Le chocolat, autrefois vu comme un simple « produit d’impulsion », est maintenant considéré comme un article « de grande valeur » dans les supermarchés britanniques. Ce changement s’explique par une montée des vols à l’étalage, qui pousse les enseignes à revoir leurs méthodes de sécurité. Avec plus de 5,5 millions d’incidents de vol en 2025, les détaillants doivent trouver des moyens de protéger ces douceurs très convoitées, et l’intelligence artificielle pourrait offrir des solutions innovantes.
Des mesures anti‑vol repensées
Face à l’augmentation des vols, des chaînes comme Tesco, Co‑Op et Sainsbury’s Local ont mis en place de nouvelles protections pour leurs rayons. Les tablettes de chocolat se retrouvent désormais enfermées dans des dispositifs antivol : boîtes en plastique verrouillées ou transparentes ouvertes uniquement par le personnel, ou encore étiquettes et alarmes électroniques. Le but est de freiner le vol à l’étalage et de réduire les pertes économiques. En 2025, le British Retail Consortium a estimé que les vols ont coûté aux détaillants britanniques plus de 460 millions d’euros, confirme Ouest France.
Le phénomène dépasse le Royaume‑Uni, et la consommation de chocolat en France montre une tendance similaire. En France, un magasin Monoprix à Marseille a essayé de mettre les tablettes sous clé dès 2024. Le test n’a pas été concluant et les dispositifs ont été retirés par la suite.
Des chiffres qui font réfléchir et des pertes qui pèsent
Les données sont parlantes : le vol de chocolat est devenu un vrai problème pour les détaillants et pèse lourd sur leurs finances. Le groupe Heart of England Co-Op a déclaré des pertes de 286 000 euros rien qu’en chocolat. Une commerçante galloise a aussi signalé des pertes hebdomadaires comprises entre 230 et 340 euros. Sur cinq ans, les détaillants ont investi plus de 5,75 milliards d’euros dans des mesures de sécurité, sans pour autant endiguer nettement la vague de vols.
Sur le terrain, des commerçants comme Paul Cheema, propriétaire de supérettes à Coventry, et Sunita Aggarwal, qui gère deux supérettes, racontent parfois des scènes violentes avec certains voleurs. Le chocolat, ainsi que d’autres produits comme l’alcool et la viande, est souvent dérobé puis revendu sur des marchés illicites, finançant parfois des activités criminelles plus larges. La police et l’Association des supérettes confirment que le chocolat est devenu une cible fréquente pour les délinquants prolifiques.

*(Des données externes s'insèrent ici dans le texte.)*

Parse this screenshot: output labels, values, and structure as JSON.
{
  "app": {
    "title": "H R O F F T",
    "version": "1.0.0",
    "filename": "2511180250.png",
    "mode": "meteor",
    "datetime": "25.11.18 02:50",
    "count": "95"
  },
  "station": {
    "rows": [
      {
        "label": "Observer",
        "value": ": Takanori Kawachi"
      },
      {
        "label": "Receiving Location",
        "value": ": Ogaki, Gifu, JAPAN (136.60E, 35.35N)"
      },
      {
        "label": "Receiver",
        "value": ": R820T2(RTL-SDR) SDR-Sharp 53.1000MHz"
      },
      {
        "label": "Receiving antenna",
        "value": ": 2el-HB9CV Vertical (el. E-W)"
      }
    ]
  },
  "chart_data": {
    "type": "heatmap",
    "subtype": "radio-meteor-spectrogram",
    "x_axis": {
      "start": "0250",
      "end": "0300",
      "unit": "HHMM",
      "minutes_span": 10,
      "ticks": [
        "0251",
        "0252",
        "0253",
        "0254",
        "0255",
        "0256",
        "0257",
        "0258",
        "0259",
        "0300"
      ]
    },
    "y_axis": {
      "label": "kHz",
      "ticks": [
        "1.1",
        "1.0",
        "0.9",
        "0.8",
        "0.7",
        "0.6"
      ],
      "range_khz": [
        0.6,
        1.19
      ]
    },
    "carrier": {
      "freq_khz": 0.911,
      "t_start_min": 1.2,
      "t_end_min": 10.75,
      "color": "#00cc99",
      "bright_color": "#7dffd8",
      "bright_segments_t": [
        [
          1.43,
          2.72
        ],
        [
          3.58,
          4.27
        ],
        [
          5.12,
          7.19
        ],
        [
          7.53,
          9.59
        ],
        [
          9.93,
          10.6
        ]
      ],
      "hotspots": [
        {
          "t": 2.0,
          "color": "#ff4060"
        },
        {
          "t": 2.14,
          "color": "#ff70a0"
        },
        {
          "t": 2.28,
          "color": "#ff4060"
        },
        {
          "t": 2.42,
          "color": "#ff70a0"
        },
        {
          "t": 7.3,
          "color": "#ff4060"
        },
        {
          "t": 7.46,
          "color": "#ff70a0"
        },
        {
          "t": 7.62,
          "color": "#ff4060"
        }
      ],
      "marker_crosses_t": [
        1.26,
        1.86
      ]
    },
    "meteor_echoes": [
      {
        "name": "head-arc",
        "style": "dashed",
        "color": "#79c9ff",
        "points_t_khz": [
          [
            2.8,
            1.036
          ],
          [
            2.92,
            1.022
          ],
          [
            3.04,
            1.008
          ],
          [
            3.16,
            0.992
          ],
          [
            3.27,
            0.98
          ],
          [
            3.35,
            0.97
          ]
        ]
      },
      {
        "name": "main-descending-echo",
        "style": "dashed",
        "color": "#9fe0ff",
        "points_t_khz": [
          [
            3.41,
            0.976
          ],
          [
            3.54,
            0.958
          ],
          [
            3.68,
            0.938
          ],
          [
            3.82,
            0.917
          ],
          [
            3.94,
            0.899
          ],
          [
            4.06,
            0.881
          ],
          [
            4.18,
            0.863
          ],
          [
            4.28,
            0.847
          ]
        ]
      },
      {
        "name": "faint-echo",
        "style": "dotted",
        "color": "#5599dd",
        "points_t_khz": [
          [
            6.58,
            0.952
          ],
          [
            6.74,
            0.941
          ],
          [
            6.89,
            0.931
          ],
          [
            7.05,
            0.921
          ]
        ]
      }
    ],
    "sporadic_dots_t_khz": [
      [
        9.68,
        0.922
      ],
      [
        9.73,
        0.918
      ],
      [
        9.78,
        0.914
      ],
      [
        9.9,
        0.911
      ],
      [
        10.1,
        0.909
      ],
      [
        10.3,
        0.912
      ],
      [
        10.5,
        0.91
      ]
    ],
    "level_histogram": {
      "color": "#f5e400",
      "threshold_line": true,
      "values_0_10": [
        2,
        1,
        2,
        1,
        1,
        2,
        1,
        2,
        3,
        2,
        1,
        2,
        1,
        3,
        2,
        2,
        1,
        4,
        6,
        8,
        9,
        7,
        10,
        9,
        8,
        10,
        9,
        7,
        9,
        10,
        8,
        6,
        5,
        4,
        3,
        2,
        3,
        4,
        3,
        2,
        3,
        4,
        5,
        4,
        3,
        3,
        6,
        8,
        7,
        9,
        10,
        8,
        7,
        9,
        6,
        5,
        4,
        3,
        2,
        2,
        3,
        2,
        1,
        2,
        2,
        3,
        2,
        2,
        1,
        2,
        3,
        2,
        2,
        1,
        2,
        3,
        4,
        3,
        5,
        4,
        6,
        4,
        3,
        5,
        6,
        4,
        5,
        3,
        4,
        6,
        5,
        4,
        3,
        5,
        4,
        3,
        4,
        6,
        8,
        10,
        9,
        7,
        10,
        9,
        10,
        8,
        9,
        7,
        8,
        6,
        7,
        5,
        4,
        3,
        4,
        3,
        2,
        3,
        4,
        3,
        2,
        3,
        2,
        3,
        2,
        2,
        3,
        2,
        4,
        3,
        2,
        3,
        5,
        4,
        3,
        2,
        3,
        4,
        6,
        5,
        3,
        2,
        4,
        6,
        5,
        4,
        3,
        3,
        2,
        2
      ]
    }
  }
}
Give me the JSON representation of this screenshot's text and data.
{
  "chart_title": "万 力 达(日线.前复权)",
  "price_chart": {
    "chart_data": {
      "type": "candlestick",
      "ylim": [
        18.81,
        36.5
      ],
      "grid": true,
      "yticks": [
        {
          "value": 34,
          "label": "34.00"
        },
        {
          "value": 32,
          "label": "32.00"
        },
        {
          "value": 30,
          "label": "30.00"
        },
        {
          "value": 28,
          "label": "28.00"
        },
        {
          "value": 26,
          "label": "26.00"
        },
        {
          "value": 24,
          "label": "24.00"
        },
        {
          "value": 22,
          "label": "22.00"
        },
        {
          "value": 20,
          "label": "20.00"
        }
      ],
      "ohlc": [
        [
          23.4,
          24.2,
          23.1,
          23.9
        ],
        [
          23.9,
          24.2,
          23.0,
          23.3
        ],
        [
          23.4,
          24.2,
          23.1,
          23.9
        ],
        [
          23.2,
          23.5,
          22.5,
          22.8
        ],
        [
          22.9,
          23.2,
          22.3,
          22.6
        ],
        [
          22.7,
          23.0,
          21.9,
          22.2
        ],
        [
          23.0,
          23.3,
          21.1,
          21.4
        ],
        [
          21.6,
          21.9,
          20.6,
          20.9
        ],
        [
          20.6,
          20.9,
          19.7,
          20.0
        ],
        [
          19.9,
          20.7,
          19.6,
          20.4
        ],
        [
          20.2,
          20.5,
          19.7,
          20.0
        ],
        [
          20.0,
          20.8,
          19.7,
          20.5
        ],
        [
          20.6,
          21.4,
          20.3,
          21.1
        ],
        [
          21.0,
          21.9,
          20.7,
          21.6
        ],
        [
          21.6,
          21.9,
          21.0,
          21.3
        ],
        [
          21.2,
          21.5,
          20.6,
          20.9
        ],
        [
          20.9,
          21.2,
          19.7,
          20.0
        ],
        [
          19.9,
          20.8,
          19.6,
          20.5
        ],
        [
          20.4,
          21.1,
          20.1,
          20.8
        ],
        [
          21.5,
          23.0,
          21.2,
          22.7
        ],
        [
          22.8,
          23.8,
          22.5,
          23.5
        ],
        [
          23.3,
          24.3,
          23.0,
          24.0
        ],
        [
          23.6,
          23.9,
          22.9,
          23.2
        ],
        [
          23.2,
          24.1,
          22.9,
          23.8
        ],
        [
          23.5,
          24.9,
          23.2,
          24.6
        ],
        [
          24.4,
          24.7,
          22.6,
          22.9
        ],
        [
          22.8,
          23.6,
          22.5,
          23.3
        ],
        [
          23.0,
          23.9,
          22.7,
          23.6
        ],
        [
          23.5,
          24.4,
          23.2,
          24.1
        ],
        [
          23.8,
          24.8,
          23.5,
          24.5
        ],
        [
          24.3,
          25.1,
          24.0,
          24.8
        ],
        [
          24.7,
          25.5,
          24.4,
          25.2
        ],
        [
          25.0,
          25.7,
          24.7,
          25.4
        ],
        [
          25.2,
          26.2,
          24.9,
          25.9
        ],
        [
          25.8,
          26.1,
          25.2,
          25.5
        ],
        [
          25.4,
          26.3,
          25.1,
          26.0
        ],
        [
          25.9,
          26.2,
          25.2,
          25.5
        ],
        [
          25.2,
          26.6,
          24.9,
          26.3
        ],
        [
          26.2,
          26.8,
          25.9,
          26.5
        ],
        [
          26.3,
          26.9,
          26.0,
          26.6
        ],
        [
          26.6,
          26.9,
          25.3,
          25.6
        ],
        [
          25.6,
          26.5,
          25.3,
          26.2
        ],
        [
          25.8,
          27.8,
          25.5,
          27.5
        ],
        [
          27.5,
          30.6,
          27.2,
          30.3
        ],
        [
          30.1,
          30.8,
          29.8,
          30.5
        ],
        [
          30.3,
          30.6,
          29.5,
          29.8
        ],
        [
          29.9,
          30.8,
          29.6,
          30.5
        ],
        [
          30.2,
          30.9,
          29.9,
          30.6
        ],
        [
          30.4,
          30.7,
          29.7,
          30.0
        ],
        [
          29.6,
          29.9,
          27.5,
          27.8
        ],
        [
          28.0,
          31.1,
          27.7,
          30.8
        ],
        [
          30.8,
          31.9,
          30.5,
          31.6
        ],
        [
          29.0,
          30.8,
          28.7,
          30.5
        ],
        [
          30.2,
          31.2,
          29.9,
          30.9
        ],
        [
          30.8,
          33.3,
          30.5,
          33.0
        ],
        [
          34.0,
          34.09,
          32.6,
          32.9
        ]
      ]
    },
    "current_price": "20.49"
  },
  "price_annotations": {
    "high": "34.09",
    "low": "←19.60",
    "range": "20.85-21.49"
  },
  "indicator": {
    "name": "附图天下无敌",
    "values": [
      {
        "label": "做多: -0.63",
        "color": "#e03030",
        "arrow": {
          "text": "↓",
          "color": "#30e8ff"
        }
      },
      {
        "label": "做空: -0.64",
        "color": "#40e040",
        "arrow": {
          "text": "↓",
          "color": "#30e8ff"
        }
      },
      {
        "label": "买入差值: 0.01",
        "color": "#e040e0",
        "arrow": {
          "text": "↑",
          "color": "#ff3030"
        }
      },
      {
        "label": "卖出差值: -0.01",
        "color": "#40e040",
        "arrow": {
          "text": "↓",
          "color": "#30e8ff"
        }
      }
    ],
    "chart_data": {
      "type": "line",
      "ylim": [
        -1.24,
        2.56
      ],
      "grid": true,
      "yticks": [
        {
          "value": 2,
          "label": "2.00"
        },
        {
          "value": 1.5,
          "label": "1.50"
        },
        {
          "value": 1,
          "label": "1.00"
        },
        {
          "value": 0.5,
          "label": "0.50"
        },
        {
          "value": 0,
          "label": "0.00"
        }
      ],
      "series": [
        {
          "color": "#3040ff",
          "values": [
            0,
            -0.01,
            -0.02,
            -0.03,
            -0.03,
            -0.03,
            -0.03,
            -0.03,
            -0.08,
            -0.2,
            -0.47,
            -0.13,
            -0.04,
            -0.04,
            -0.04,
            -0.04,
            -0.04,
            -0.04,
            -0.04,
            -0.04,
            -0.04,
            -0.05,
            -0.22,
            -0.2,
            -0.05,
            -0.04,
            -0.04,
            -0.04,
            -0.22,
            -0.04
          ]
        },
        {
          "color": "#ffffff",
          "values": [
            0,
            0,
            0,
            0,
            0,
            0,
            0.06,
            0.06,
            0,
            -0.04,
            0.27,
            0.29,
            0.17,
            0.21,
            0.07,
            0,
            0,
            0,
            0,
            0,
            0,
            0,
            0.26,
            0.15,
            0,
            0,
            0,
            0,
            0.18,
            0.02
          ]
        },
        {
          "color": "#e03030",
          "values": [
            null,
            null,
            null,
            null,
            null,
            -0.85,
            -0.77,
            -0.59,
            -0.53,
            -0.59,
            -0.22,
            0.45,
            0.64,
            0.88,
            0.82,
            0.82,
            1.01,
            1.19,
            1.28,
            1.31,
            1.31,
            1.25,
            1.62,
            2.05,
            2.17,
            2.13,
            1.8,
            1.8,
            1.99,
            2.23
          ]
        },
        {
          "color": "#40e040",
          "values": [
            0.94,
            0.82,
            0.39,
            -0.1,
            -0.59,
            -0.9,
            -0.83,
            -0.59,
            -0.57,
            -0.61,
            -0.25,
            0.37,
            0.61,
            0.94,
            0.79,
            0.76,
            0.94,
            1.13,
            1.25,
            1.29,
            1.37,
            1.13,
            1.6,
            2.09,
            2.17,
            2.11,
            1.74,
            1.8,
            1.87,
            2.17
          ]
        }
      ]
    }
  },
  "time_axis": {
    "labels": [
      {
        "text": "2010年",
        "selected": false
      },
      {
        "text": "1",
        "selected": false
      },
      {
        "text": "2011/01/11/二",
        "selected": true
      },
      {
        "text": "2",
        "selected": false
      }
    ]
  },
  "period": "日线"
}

Réactions et décisions sur le terrain
Pour essayer de limiter les pertes, supermarchés et supérettes ont durci les règles : glissières en plastique sur les étagères, plaques de sécurité, remplissage restreint des rayons, etc. L’utilisation d’antivols sur des produits alimentaires provoque des réactions partagées, de l’exaspération des clients sur les réseaux sociaux à la détermination des commerçants à protéger leurs biens. Comme le souligne Paul Cheema : « Le chocolat est le nouveau mot à la mode pour désigner le crime organisé ».
L’expérience en France montre que le problème n’est pas seulement local et reflète une tendance mondiale à surveiller de près. L’exemple peu concluant de Monoprix peut servir de leçon pour de futures initiatives visant la prévention de la criminalité dans le commerce de détail.